Os testemunhos sobre sua permanência em Auschwitz apresentam Maximiliano como alguém que procurava ajudar os companheiros, partilhar o pouco que possuía e oferecer palavras de esperança em meio ao sofrimento. Mesmo diante da brutalidade, permaneceu fiel àquilo que havia aprendido e pregado. É atribuída a ele a frase: “O ódio não é a força criativa; a força criativa é o amor”. Essa afirmação ganha um significado muito mais profundo quando lembramos o lugar onde foi vivida. Não era uma frase pronunciada em circunstâncias confortáveis, mas uma compreensão que encontrou sua prova máxima diante da violência. O Evangelho que ele havia anunciado durante toda a vida encontrava agora sua hora mais difícil: amar quando seria muito mais fácil odiar, perdoar quando tudo ao redor convidava à vingança e permanecer humano quando o próprio sistema procurava destruir a humanidade.

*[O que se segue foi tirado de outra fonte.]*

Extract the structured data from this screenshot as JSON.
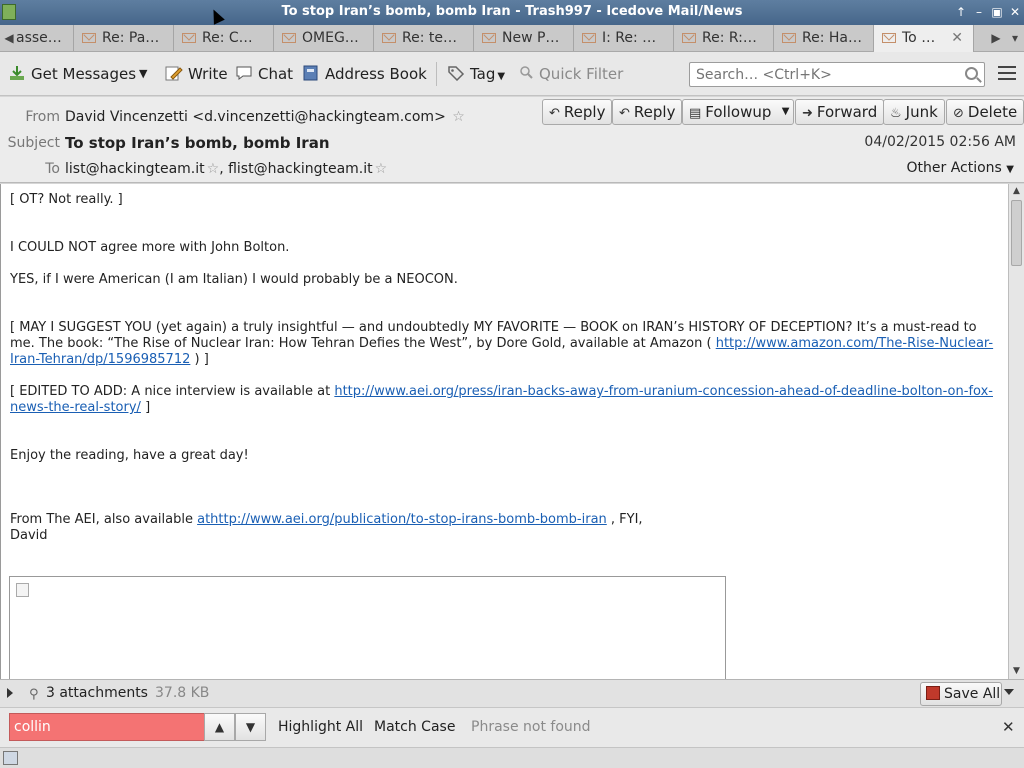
{
  "window": {
    "title": "To stop Iran’s bomb, bomb Iran - Trash997 - Icedove Mail/News",
    "controls": [
      "↑",
      "–",
      "▣",
      "✕"
    ]
  },
  "tabs": {
    "scroll_left": "◀",
    "scroll_right": "▶",
    "list_all": "▾",
    "items": [
      {
        "label": "asse…",
        "kind": "message"
      },
      {
        "label": "Re: Pa…",
        "kind": "message"
      },
      {
        "label": "Re: C…",
        "kind": "message"
      },
      {
        "label": "OMEG…",
        "kind": "message"
      },
      {
        "label": "Re: te…",
        "kind": "message"
      },
      {
        "label": "New P…",
        "kind": "message"
      },
      {
        "label": "I: Re: …",
        "kind": "message"
      },
      {
        "label": "Re: R:…",
        "kind": "message"
      },
      {
        "label": "Re: Ha…",
        "kind": "message"
      },
      {
        "label": "To …",
        "kind": "message",
        "active": true
      }
    ],
    "close_glyph": "✕"
  },
  "toolbar": {
    "get_messages": "Get Messages",
    "write": "Write",
    "chat": "Chat",
    "address_book": "Address Book",
    "tag": "Tag",
    "quick_filter": "Quick Filter",
    "search_placeholder": "Search… <Ctrl+K>",
    "icons": [
      "download-icon",
      "pencil-icon",
      "chat-bubble-icon",
      "address-book-icon",
      "tag-icon",
      "filter-icon",
      "search-icon",
      "hamburger-menu-icon"
    ]
  },
  "header": {
    "from_label": "From",
    "from_value": "David Vincenzetti <d.vincenzetti@hackingteam.com>",
    "subject_label": "Subject",
    "subject_value": "To stop Iran’s bomb, bomb Iran",
    "to_label": "To",
    "to_value_1": "list@hackingteam.it",
    "to_value_2": "flist@hackingteam.it",
    "date": "04/02/2015 02:56 AM",
    "other_actions": "Other Actions",
    "buttons": {
      "reply": "Reply",
      "reply_all": "Reply",
      "followup": "Followup",
      "forward": "Forward",
      "junk": "Junk",
      "delete": "Delete"
    }
  },
  "message": {
    "line_ot": "[ OT? Not really. ]",
    "line_bolton": "I COULD NOT agree more with John Bolton.",
    "line_neocon": "YES, if I were American (I am Italian) I would probably be a NEOCON.",
    "suggest_text": "[ MAY I SUGGEST YOU (yet again) a truly insightful — and undoubtedly MY FAVORITE — BOOK on IRAN’s HISTORY OF DECEPTION?  It’s a must-read to me.  The book: “The Rise of Nuclear Iran: How Tehran Defies the West”, by Dore Gold, available at Amazon ( ",
    "suggest_link": "http://www.amazon.com/The-Rise-Nuclear-Iran-Tehran/dp/1596985712",
    "suggest_end": " ) ]",
    "edited_text": "[ EDITED TO ADD: A nice interview is available at ",
    "edited_link": "http://www.aei.org/press/iran-backs-away-from-uranium-concession-ahead-of-deadline-bolton-on-fox-news-the-real-story/",
    "edited_end": " ]",
    "enjoy": "Enjoy the reading, have a great day!",
    "from_aei_text": "From The AEI, also available ",
    "from_aei_link": "athttp://www.aei.org/publication/to-stop-irans-bomb-bomb-iran",
    "from_aei_end": "  , FYI,",
    "signature": "David"
  },
  "attachments": {
    "count_label": "3 attachments",
    "size": "37.8 KB",
    "save_all": "Save All"
  },
  "findbar": {
    "query": "collin",
    "highlight_all": "Highlight All",
    "match_case": "Match Case",
    "status": "Phrase not found"
  }
}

No final de julho de 1941, um prisioneiro conseguiu fugir do bloco onde Maximiliano estava. Como represália, o comandante decidiu selecionar dez prisioneiros para morrer de fome. Entre os escolhidos estava Franciszek Gajowniczek, que, desesperado, lamentou que nunca mais veria sua esposa e seus filhos. Foi então que Maximiliano saiu da fila e se ofereceu para morrer em seu lugar. O comandante perguntou quem era aquele homem que se apresentava e, ao saber que era um sacerdote católico, aceitou a troca. Maximiliano não conhecia Gajowniczek como alguém próximo de sua família ou de seu círculo de amizades. Era simplesmente um ser humano condenado à morte. E foi justamente diante daquela situação que sua fé deixou de ser apenas palavra e tornou-se ação. Ele ofereceu a própria vida para que outro pudesse viver.

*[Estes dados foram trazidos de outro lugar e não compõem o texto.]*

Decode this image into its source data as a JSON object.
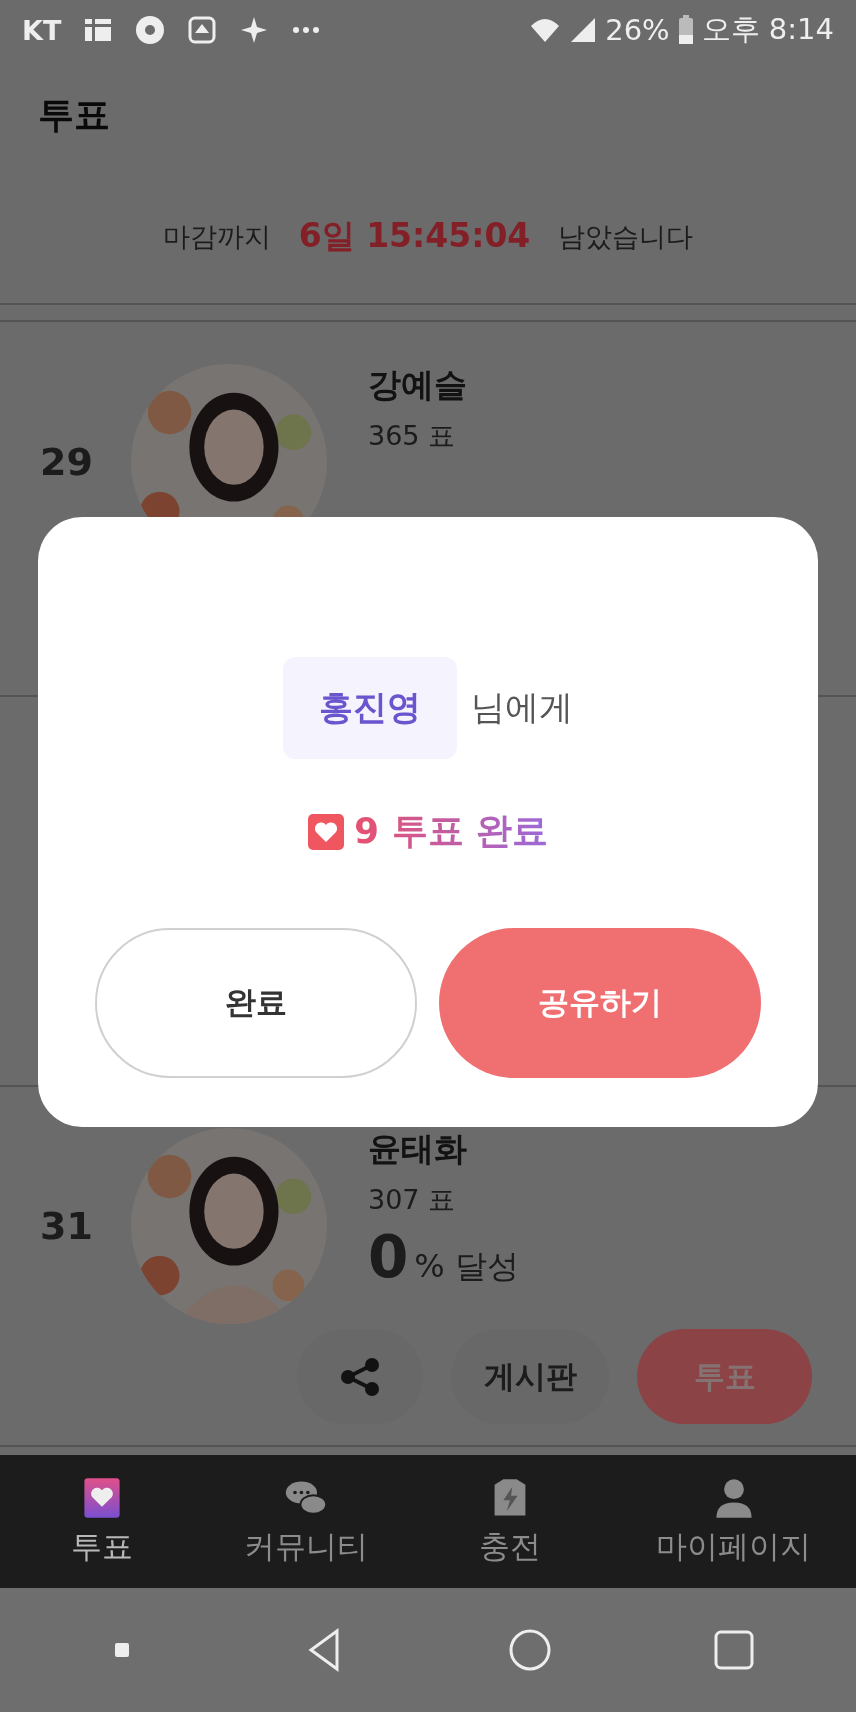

Os dez prisioneiros foram levados para o chamado bunker da fome, uma cela subterrânea onde deveriam morrer de inanição. Durante os dias seguintes, segundo os testemunhos preservados, Maximiliano procurou rezar e encorajar os outros prisioneiros. Mesmo naquela situação extrema, sua presença procurava transmitir alguma forma de esperança. Enquanto outros morriam, ele continuava vivo. Depois de mais de duas semanas, ainda permanecia consciente. No dia 14 de agosto de 1941, recebeu uma injeção letal de ácido carbólico e morreu. Tinha 47 anos. No dia seguinte, 15 de agosto, festa da Assunção de Nossa Senhora, seu corpo foi cremado. Assim terminou sua existência terrena, mas não terminou sua história.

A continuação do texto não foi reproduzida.